Terabainya Sastrawan Asia Tenggara
Nobel kesusastraan diberikan kepada seorang sastrawan yang karyanya telah menyebar keseluruh benua dan diterjemahkan dengan berbagai macam bahasa. Pemberian nobel kesusasteraan ini biasanya dilaksanakan pada bulan oktober. Ada dua dalil yang menjadi perhatian sebuah karya sastra, yaitu bahasa karya sastra itu sendiri dan tidak ada bahasa yang lebih indah dari bahasa lain. Setelah setengah abad lebih peraih nobel kesusastraan ini didominasi oleh sastrawan-sastrawan Eropa.Negara-negara Asia Tenggara belum pernah mengutuskan seorang sastrawan pun untuk meraih nobel ini. Bahkan sastrawan Asia Tenggara disalib oleh sastrawan dari Negeri Kangguru.Benedict Anderson,dalam artikel berjudul “The unrewarded” menyatakan terabainya Asia Tenggara merupakan kelamahan sekaligus titik Buta panitia Nobel yang menganggap bahasa kolonial sebagai suri tauladan penilaian.

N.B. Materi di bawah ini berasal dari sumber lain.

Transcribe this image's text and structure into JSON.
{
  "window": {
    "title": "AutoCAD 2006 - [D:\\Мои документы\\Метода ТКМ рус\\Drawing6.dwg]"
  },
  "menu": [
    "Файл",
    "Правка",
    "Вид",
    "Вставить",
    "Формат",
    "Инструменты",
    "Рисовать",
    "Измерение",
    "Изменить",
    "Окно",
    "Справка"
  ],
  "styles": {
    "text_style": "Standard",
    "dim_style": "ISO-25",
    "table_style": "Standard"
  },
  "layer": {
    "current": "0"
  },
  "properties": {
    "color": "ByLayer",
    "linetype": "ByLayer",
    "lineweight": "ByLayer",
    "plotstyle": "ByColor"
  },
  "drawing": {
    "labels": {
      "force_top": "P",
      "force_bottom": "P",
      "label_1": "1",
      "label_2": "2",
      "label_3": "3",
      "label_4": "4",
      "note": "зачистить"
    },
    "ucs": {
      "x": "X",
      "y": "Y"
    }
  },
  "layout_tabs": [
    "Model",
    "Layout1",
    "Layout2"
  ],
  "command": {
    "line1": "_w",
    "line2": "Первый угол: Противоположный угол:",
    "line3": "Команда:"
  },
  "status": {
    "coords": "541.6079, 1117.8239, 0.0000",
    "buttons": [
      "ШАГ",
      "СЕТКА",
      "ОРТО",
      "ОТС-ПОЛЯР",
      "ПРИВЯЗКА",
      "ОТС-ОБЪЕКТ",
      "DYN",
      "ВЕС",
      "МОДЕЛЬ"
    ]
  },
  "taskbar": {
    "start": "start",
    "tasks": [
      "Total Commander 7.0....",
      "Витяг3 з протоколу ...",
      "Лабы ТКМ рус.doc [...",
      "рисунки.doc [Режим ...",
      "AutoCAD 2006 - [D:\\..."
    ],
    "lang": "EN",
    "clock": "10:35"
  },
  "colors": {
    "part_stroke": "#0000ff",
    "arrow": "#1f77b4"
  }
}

Dua hal yang menyebabkan terabainya sastrawan Asia Tenggara.Pertama,konsep “ Nasionalisasi Bahasa”.Konsep ini menyebabkan Negara-negara indochine cenderung menggunakan bahasa asli negaranya,sehingga bahasa Eropa yang bergengsi semakin terabaikan .Kedua, keterbatasan penerjemah professional.Tidak ada penerjemah di Asia Tenggara yang benar-benar bisa merepresentasikan makna sebuah karya sastra, sehingga bahasa khas dan humor gelap yang terselip didalamnya sebuah karya sastra hilang ketika diterjemahkan.
sumber
Wibisono, Joss.2013.”BAHASA DAN NOBEL KESUSASTRAAN”.TEMPO, No 4232, Oktober 2013, hal.74.